On appeal, defendants assign error to the admission of the testimony
concerning the March 1995 sale price of the property and to the trial court's failure to
instruct the jury to disregard any evidence of that sale price. According to defendants,
the sale price was affected by the condemnation itself and was not therefore a reliable
indicator of fair market value. In support of their argument, defendants place special
reliance on Highway Commission v. Callahan, 242 Or 551, 553, 410 P2d 818 (1966).
The state argues that the trial court did not abuse its discretion in admitting evidence of
the sale and in declining to instruct the jury to ignore that evidence. According to the
state, Callahan stands for the narrow proposition that a prior sale of the condemned
property that was affected by anticipated condemnation cannot be used to establish the
value of the property before the condemnation. In this case, the state argues, the
evidence was not offered to establish the value of the condemned property before the
condemnation, but rather the value of the remaining property after the condemnation.
Thus, the price that defendants paid for the property in contemplation of the
condemnation is directly relevant to the matter in dispute. We agree with the state.
We begin with the admissibility of the evidence of the March 1995 sale.
When the state condemns private property for public use, the owner of the property is
entitled to "just compensation." Or Const, Art I, § 18. Just compensation generally is
taken to refer to "fair market value," which, in turn, refers to what a willing buyer would
pay a willing seller. Highway Comm. v. Superbilt Mfg. Co., 204 Or 393, 412, 281 P2d
707 (1955). In the case of a partial taking of property, fair market value is measured by
the value of the property acquired plus any severance damages, that is, any depreciation
in the value of the remaining property caused by the taking. Dept. of Trans. v. Lundberg,
312 Or 568, 574, 825 P2d 641, cert den 506 US 975 (1992).

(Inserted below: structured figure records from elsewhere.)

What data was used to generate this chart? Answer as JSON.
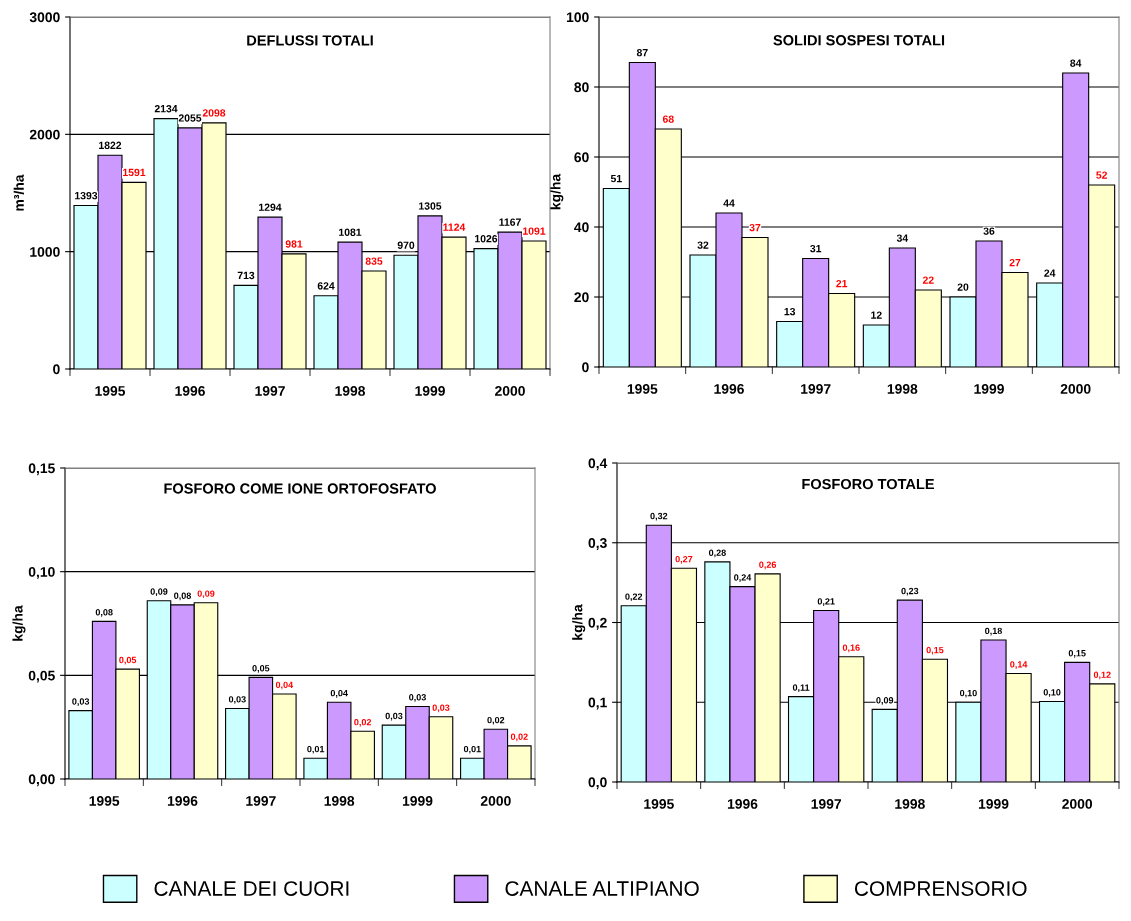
{
  "chart_data": [
    {
      "type": "bar",
      "title": "DEFLUSSI TOTALI",
      "ylabel": "m³/ha",
      "categories": [
        "1995",
        "1996",
        "1997",
        "1998",
        "1999",
        "2000"
      ],
      "ylim": [
        0,
        3000
      ],
      "yticks": [
        0,
        1000,
        2000,
        3000
      ],
      "grid": "y",
      "legend": "bottom",
      "data_labels": true,
      "series": [
        {
          "name": "CANALE DEI CUORI",
          "color": "#ccffff",
          "values": [
            1393,
            2134,
            713,
            624,
            970,
            1026
          ]
        },
        {
          "name": "CANALE ALTIPIANO",
          "color": "#cc99ff",
          "values": [
            1822,
            2055,
            1294,
            1081,
            1305,
            1167
          ]
        },
        {
          "name": "COMPRENSORIO",
          "color": "#ffffcc",
          "values": [
            1591,
            2098,
            981,
            835,
            1124,
            1091
          ]
        }
      ]
    },
    {
      "type": "bar",
      "title": "SOLIDI SOSPESI TOTALI",
      "ylabel": "kg/ha",
      "categories": [
        "1995",
        "1996",
        "1997",
        "1998",
        "1999",
        "2000"
      ],
      "ylim": [
        0,
        100
      ],
      "yticks": [
        0,
        20,
        40,
        60,
        80,
        100
      ],
      "grid": "y",
      "data_labels": true,
      "series": [
        {
          "color": "#ccffff",
          "values": [
            51,
            32,
            13,
            12,
            20,
            24
          ]
        },
        {
          "color": "#cc99ff",
          "values": [
            87,
            44,
            31,
            34,
            36,
            84
          ]
        },
        {
          "color": "#ffffcc",
          "values": [
            68,
            37,
            21,
            22,
            27,
            52
          ]
        }
      ]
    },
    {
      "type": "bar",
      "title": "FOSFORO COME IONE ORTOFOSFATO",
      "ylabel": "kg/ha",
      "categories": [
        "1995",
        "1996",
        "1997",
        "1998",
        "1999",
        "2000"
      ],
      "ylim": [
        0,
        0.15
      ],
      "yticks": [
        {
          "value": 0,
          "label": "0,00"
        },
        {
          "value": 0.05,
          "label": "0,05"
        },
        {
          "value": 0.1,
          "label": "0,10"
        },
        {
          "value": 0.15,
          "label": "0,15"
        }
      ],
      "grid": "y",
      "series": [
        {
          "color": "#ccffff",
          "values": [
            0.033,
            0.086,
            0.034,
            0.01,
            0.026,
            0.01
          ],
          "value_labels": [
            "0,03",
            "0,09",
            "0,03",
            "0,01",
            "0,03",
            "0,01"
          ]
        },
        {
          "color": "#cc99ff",
          "values": [
            0.076,
            0.084,
            0.049,
            0.037,
            0.035,
            0.024
          ],
          "value_labels": [
            "0,08",
            "0,08",
            "0,05",
            "0,04",
            "0,03",
            "0,02"
          ]
        },
        {
          "color": "#ffffcc",
          "values": [
            0.053,
            0.085,
            0.041,
            0.023,
            0.03,
            0.016
          ],
          "value_labels": [
            "0,05",
            "0,09",
            "0,04",
            "0,02",
            "0,03",
            "0,02"
          ]
        }
      ]
    },
    {
      "type": "bar",
      "title": "FOSFORO TOTALE",
      "ylabel": "kg/ha",
      "categories": [
        "1995",
        "1996",
        "1997",
        "1998",
        "1999",
        "2000"
      ],
      "ylim": [
        0,
        0.4
      ],
      "yticks": [
        {
          "value": 0,
          "label": "0,0"
        },
        {
          "value": 0.1,
          "label": "0,1"
        },
        {
          "value": 0.2,
          "label": "0,2"
        },
        {
          "value": 0.3,
          "label": "0,3"
        },
        {
          "value": 0.4,
          "label": "0,4"
        }
      ],
      "grid": "y",
      "series": [
        {
          "color": "#ccffff",
          "values": [
            0.221,
            0.276,
            0.107,
            0.091,
            0.1,
            0.101
          ],
          "value_labels": [
            "0,22",
            "0,28",
            "0,11",
            "0,09",
            "0,10",
            "0,10"
          ]
        },
        {
          "color": "#cc99ff",
          "values": [
            0.322,
            0.245,
            0.215,
            0.228,
            0.178,
            0.15
          ],
          "value_labels": [
            "0,32",
            "0,24",
            "0,21",
            "0,23",
            "0,18",
            "0,15"
          ]
        },
        {
          "color": "#ffffcc",
          "values": [
            0.268,
            0.261,
            0.157,
            0.154,
            0.136,
            0.123
          ],
          "value_labels": [
            "0,27",
            "0,26",
            "0,16",
            "0,15",
            "0,14",
            "0,12"
          ]
        }
      ]
    }
  ]
}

In determining the fair market value of land, the threshold of relevancy is
low. Lundberg, 312 Or at 575. The Supreme Court has instructed that
"'all considerations that might fairly be brought forward and reasonably be
given substantial weight in negotiations between the owner and a
prospective purchaser' should be taken into account."
1. We refer to defendants Mitchell Dale Rickerd, Tamara Elaine Rickerd, and
Terry Rickerd. Defendants Albert A. Alf and Grace E. Alf are not parties to the appeal.